Predicting the cross population portability of human eQTLs
Master of Science Thesis Project supervised by: Dr. Irene Gallego Romero & Dr. Christina Azodi
Motivation
Personalised medicine, the targeting of treatment decisions to a patient’s genetic makeup, is the future of medical practice. Using this approach, doctors can select the best medicine for their patients without the trial and error that causes dangerous delays to treatment today.
The most glaring obstacle to the more widespread use of personalised medicine is our research subjects: genetics research participants are typically individuals of European ancestry (see 1,2,3). At first, this may seem like a minor problem since the same biological pathways connect genes with disease for every human being. However, we find different associations between genetics and disease when we repeat studies across ancestries or socio-economic statuses (e.g. 4,5,6,7). Thus, the mathematical models we use to predict the individual genetic risk of developing disease are often much less accurate for anyone who falls outside of the narrowly defined ‘European’ ancestry: a phenomenon known as the ‘non-portability’ problem. If we rolled out personalised medicine today, the ‘non-portability’ problem would lead us to further entrench current health inequalities.
Aims and methods
One way to improve the equitability of these precision medicine models is to better understand which genetic associations are likely to differ across human groups and why they differ. Towards this overarching goal, I developed machine learning models that predict whether or not one type of genetic association (expression quantitative trait loci, eQTL) is likely to be different across human groups.
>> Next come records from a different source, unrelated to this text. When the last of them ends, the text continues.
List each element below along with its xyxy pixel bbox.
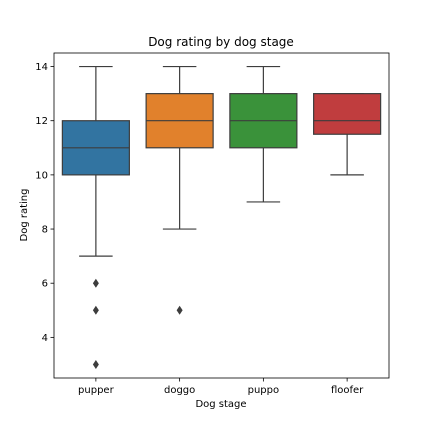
x-tick-label-puppo: puppo (248, 385, 280, 396)
y-tick-label-6: 6 (42, 279, 48, 290)
x-tick-label-doggo: doggo (164, 385, 195, 396)
y-tick-label-12: 12 (35, 116, 48, 127)
y-axis-label: Dog rating (19, 189, 30, 242)
x-axis-label: Dog stage (195, 399, 246, 410)
axes-frame (53, 52, 390, 379)
box-floofer (313, 93, 382, 135)
flier-pupper-0 (92, 278, 99, 288)
flier-pupper-2 (92, 359, 99, 369)
plot-area: 4 6 8 10 12 14 pupper doggo puppo floofer (35, 52, 390, 396)
y-tick-label-4: 4 (42, 333, 48, 344)
chart-title: Dog rating by dog stage (148, 35, 294, 49)
y-tick-label-8: 8 (42, 225, 48, 236)
flier-doggo-0 (176, 305, 183, 315)
flier-pupper-1 (92, 305, 99, 315)
y-tick-label-10: 10 (35, 170, 48, 181)
x-tick-label-floofer: floofer (331, 385, 364, 396)
y-tick-label-14: 14 (35, 62, 48, 73)
x-tick-label-pupper: pupper (78, 385, 115, 396)
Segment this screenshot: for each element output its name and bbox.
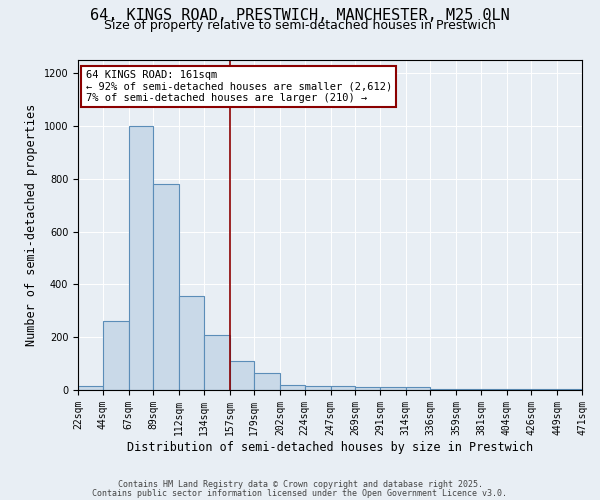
Bar (380, 388, 406, 390)
Bar (557, 388, 582, 390)
Bar (128, 126, 153, 390)
Bar (355, 388, 380, 390)
X-axis label: Distribution of semi-detached houses by size in Prestwich: Distribution of semi-detached houses by … (127, 440, 533, 454)
Text: Contains public sector information licensed under the Open Government Licence v3: Contains public sector information licen… (92, 488, 508, 498)
Text: Size of property relative to semi-detached houses in Prestwich: Size of property relative to semi-detach… (104, 19, 496, 32)
Text: 64 KINGS ROAD: 161sqm
← 92% of semi-detached houses are smaller (2,612)
7% of se: 64 KINGS ROAD: 161sqm ← 92% of semi-deta… (86, 70, 392, 103)
Text: Contains HM Land Registry data © Crown copyright and database right 2025.: Contains HM Land Registry data © Crown c… (118, 480, 482, 489)
Text: 64, KINGS ROAD, PRESTWICH, MANCHESTER, M25 0LN: 64, KINGS ROAD, PRESTWICH, MANCHESTER, M… (90, 8, 510, 22)
Bar (254, 373, 280, 390)
Y-axis label: Number of semi-detached properties: Number of semi-detached properties (25, 104, 38, 346)
Bar (481, 388, 507, 390)
Bar (103, 322, 128, 390)
Bar (179, 296, 204, 390)
Bar (456, 388, 481, 390)
Bar (430, 388, 456, 390)
Bar (305, 386, 331, 390)
Bar (331, 386, 355, 390)
Bar (78, 386, 103, 390)
Bar (507, 388, 532, 390)
Bar (204, 334, 230, 390)
Bar (153, 184, 179, 390)
Bar (230, 361, 254, 390)
Bar (280, 384, 305, 390)
Bar (406, 388, 430, 390)
Bar (532, 388, 557, 390)
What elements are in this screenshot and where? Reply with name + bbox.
Method Workflow Steps(A): Integrate summary statistics from published eQTL studies.
(B): Classify gene-SNP (single-nucleotide polymorphisms) pairs as being eQTLs or not, and then, eQTLs as being portable across populations, or not.
(C): Use publicly available datasets to obtain, and engineer the genomic features of eQTLs.
(D): Use ~10% of these eQTLs to train machine learning models.
(E): Test models performance, use the best model to investigate features which differentiate portable and non-portable eQTLs.
I first tested a variety of approaches to developing these models to uncover what approach would produce the highest-performing models. Then, I used this preferred approach to create models and investigate what information they used to successfully identify which genetic associations are different across human populations.
Conclusions
I demonstrated that applying a multi-adaptive shrinkage method (mashr) to these summary statistics improved power, and increased eQTL and eGene sharing across populations. I found that of all machine learning algorithms tested, decision-tree based classifiers (Random Forest, Gradient Boosting) were best able to recapitulate portable and non-portable eQTLs classes on an independent held-out test set. Then, after uncovering the optimal machine learning training set up, I trained a model for every possible pairwise population portability comparison (median improvement over random chance auPRC= 0.073 across eight models in two cell types). Applying Leave-One-Feature-Out feature importance procedures to these models found no feature category, or set of features, had a significant or consistent greatest impact on model performance. Finally, by comparing my datasets with the set of 6 GTEx identified population-biased whole-blood eQTLs, I uncovered a plausible example of an eQTL portable in a tissue-dependent manner (rs2299818_ENSG00000160221).